Periodontitis, a critical periodontal disease, results in damage to the dentition and the cost incurred on treatment of the same to the patients.[14] High prevalence of periodontitis has been reported in 72%–85% of the general population which is alarming.[15,16] Thus, for ideal management, it is mandatory to have proper understanding of its etiology and risk factors influencing it. With an increase in acquaintance of periodontitis, the focus from bacterial plaque as the primary causative factor has shifted to an additional cause by the viruses (HCMV and EBV) having a significant impact on the periodontium.

Demographic studies from early reports suggest that the prevalence of chronic periodontitis was more in the third to seventh decade of life.[10,17] Here, the cumulative mean age was 47.74 ± 9.18 years. The study also excluded the patients with systemic disease or conditions such as cardiovascular diseases, hypertension and pregnancy, except for DM2, which are known to influence periodontitis.[18] Patients with smoking history were excluded as it imparts unfavorable effect on the occurrence and progress of periodontitis.[19]

The precise and quick method of viral detection by PCR was performed. EBV-1 was highly detected subgingivally of Group III patients, followed by Groups II and I. Similarly, Contreras et al. found EBV-1 in 79% of patients with chronic periodontitis in the American population.[20] Similarly, EBV-1 was found in 44% of cases by Konstantinidis et al. in chronic periodontitis patients in Greece population,[21] and Kubar et al. also found 56% of prevalence of EBV-1 in periodontitis patients.[22] This difference in detection is attributed to the difference in geographical distribution and ethnicity of the population as evaluated by Haffajee et al.[23]

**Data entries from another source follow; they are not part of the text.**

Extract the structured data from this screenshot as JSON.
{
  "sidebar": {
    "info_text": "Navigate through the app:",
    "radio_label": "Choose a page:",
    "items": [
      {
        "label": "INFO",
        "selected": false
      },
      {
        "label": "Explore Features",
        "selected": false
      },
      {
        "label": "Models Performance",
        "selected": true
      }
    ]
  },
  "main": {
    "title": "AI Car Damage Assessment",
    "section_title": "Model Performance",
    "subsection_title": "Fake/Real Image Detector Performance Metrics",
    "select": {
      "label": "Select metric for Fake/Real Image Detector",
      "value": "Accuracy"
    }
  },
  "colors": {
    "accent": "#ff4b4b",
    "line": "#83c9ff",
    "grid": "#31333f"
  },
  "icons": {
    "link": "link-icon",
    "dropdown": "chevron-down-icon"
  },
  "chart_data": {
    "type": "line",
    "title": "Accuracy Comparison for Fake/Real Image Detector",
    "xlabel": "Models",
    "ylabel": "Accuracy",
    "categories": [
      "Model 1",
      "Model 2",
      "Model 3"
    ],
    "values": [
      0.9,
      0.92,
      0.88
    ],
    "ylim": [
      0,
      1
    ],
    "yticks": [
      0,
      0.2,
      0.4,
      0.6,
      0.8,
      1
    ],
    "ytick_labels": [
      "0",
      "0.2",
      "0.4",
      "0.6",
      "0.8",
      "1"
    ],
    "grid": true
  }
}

Here, HbA1c values were utilized for categorizing (good, moderate and poor control) patients according to their glycemic control in Group III based on ADA 2009 guidelines.[24,25] Casarin et al. evaluated the influence of glycemic control on EBV-1 and HCMV infection in periodontal pocket of DM2 patients. EBV-1 was found more commonly present in diabetic patients as compared to HCMV, which is in line with our findings. The reason for this can be that the CMV infections are more predominant in the gingival region and also more common in sites undergoing active periodontitis.[10] In our study the sample was obtained from subgingival plaque region and the stage of periodontitis was pronounced. Poor glycemic control harbors higher levels of EBV-1 (81%) compared to those with good (42.9%) or moderate (61.1%) glycemic control.[26] Thus, the results of our study concur with previous findings where the prevalence of EBV-1 was highest in chronic periodontitis patients with DM 2 (Group III) and least in healthy patients (Group I). It was also observed that the prevalence of EBV-1 was highest in participants with poor glycemic control (n = 12) and was least in participants with good control (n = 1). Therefore, DM2 modifies the subgingival flora as this alters the neutrophil levels which are accorded for their role in chemotactic, phagocytic and microbicidal actions. This altered immune response ultimately results in accumulation of high concentration of viral and bacterial substrate.[27,28]

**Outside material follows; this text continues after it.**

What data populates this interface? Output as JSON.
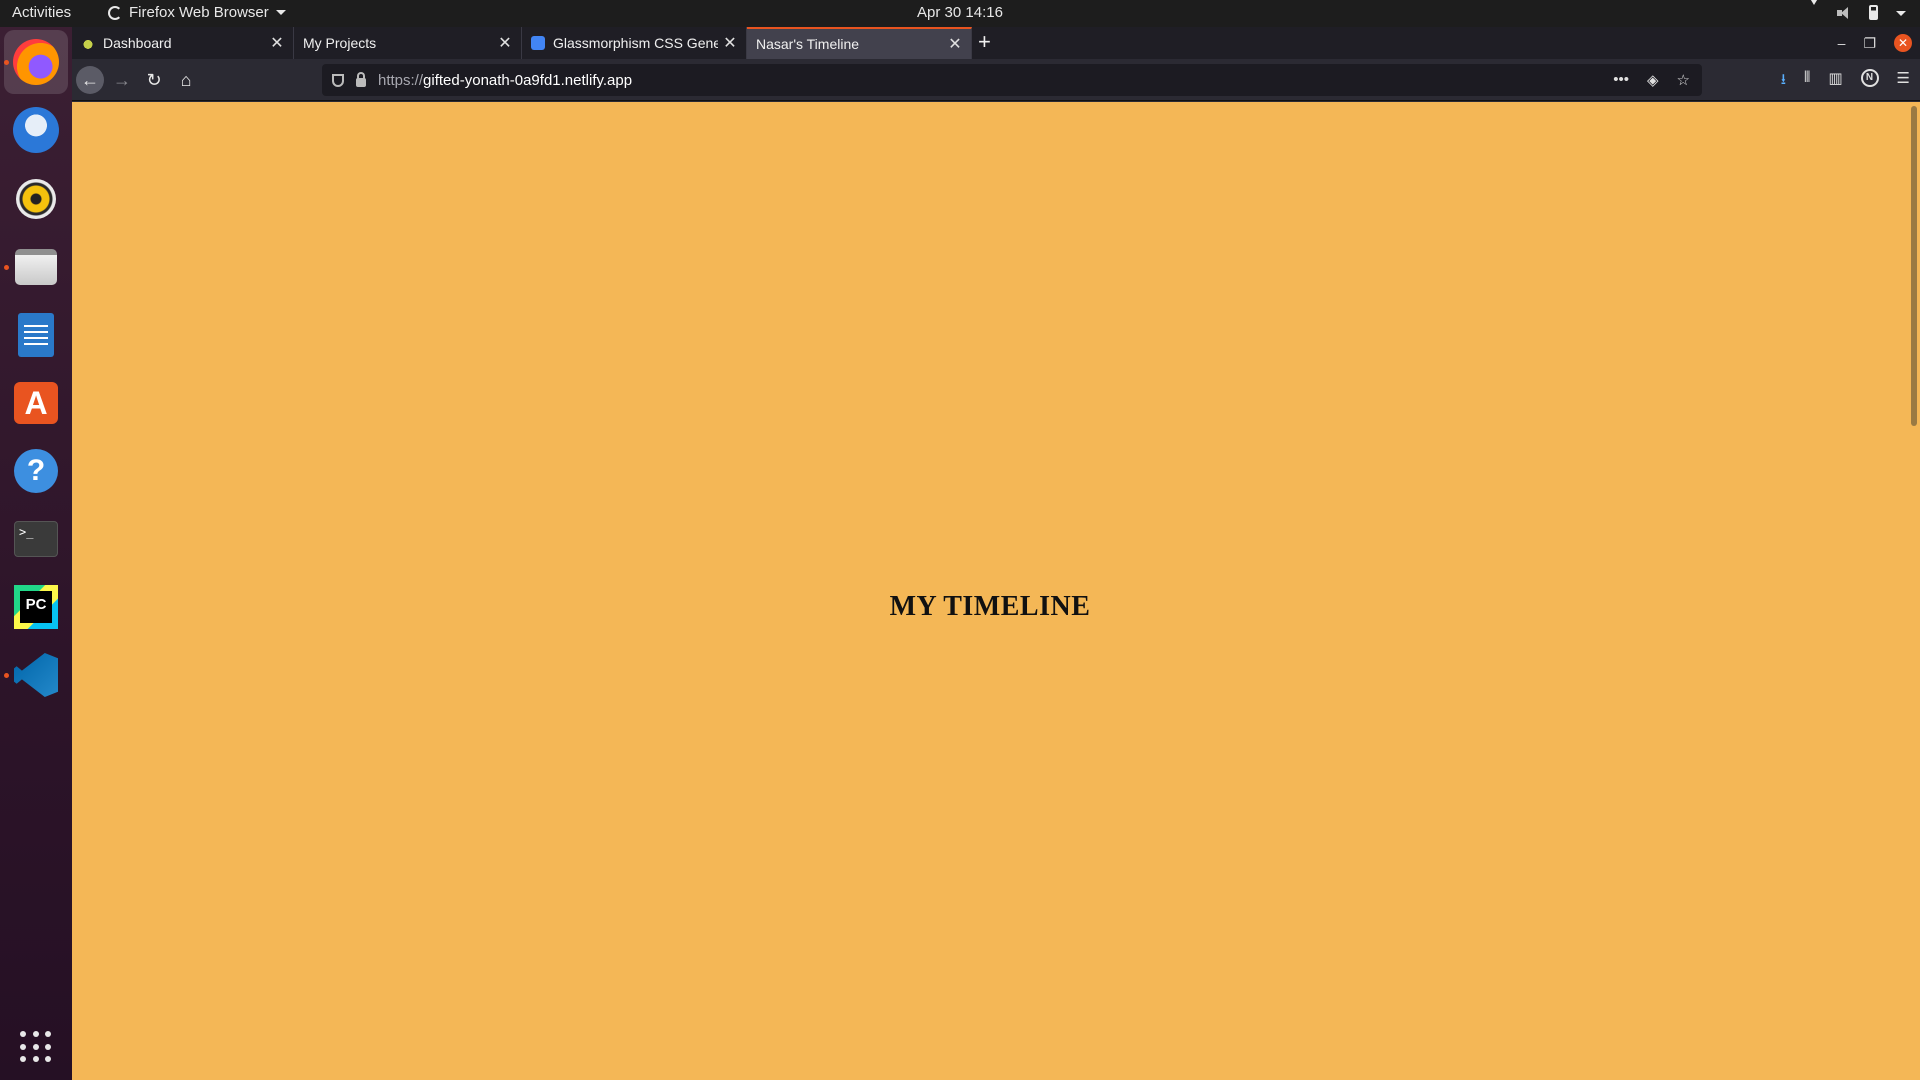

Subgingival samples were collected from the deepest pocket site, as the destruction and progression of periodontitis are active at the supra- and subgingival region.[29] Further, the site-specific and average PII, GI and PPD values of the healthy group (Group I) were highly significant to the chronic periodontitis patients (Groups II and III). It is indicative that the presence of EBV-1 is significantly associated with increasing severity of periodontitis and has a strong association with clinical parameters (probing depth and attachment loss).[30] It is in accordance with the reports by Chalabi et al., where EBV-1 was more prevalent in pockets with PD >6 mm as compared to PD <3 mm.[31] Various reports suggest that the incidence of chronic periodontitis is more in the third to seventh decade of life.[17,32] Therefore, in this study, the age considered was 35–75 years, the mean age being 47.74 ± 9.18 with a total of 120 patients. The current study also confirms the higher pocket depth in EBV-1-positive sites than in virus-negative sites.[33] Shah et al. also found a positive association of EBV with increased GI, PPD and CAL, which is also reported in the present study.[10]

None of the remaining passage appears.